La ironía, el punto fuerte de Ingrid, su siempre ácida y mordaz ironía. Pedro carecía de tal virtud pragmática, pero fue conocer a Ingrid, y comenzar su aprendizaje para llegar a ser irónico, que no cínico, detalle que, tal y como pensaba Pedro, podía diferenciar sus personalidades. Ella sí que es cínica, al menos sabe serlo en el contexto adecuado (por ejemplo, ante machos humanos prepotentes, con exceso de testosterona). Sin embargo, no solía emplear ese recurso con Pedro, su confidente, su amigo, su – sin él comerlo ni beberlo – apoyo en el arduo camino de la venganza.

– ¿Por qué no has contestado a mis últimas cartas?

– Pues no lo sé… No tenía ni las ganas ni la inspiración suficiente como para coger papel y boli, y… ¡Qué cojones! Ya sabes que si no tengo nada que contar no escribo ni a dios. No encuentro otra explicación.

– Ya. Por eso me sorprendió que te decidieras a venir así, de repente. Con la cantidad de veces que te he invitado a venir, y tú…

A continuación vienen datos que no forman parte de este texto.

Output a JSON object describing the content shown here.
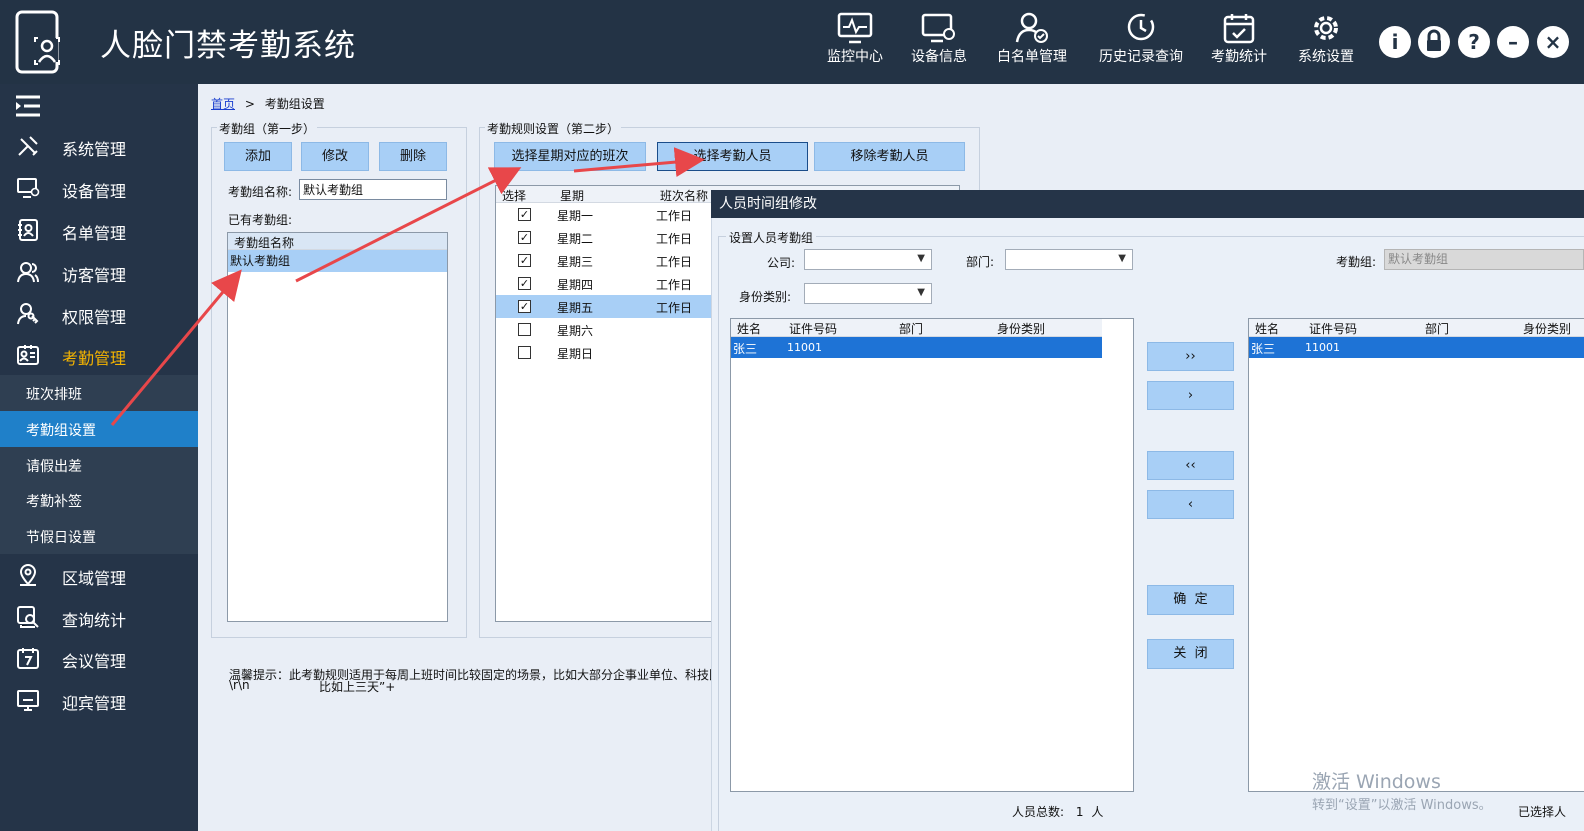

– Me apetecía venir ahora y punto. No conocía Asturias… bueno, sólo por referencias, la conocía por antiguas referencias… ¿Te vale?

– Sí, me vale. Y si no… vale también. Ya verás lo “guapu que ye esto”.

– Joder, ¿y eso? Vaya cambio de acento. Creo que me molaba más el cantarín gallego de antes.

– ¡Joder! ¿Tú crees que ya me ha cambiado el acento? De todas formas, estaba utilizándolo intencionadamente para que fueras aclimatándote a la tierra.

– Bueno, no sé. Supongo que no, pero como hace tanto que no nos vemos…

– ¡Tanto? Sólo ocho meses, en Madrid, ¿lo recuerdas?

– Sí, sí que lo recuerdo, imbécil. ¿Y te parece poco? Yo ya tenía muchas ganas de verte.

– Ya, claro. Y además no conocías Asturias, sólo por referencias, ¿no?

– Venga, va. No te pases. Mejor enterramos el hacha de guerra. Ven, necesito que me des un abrazo muy fuerte, grandullón.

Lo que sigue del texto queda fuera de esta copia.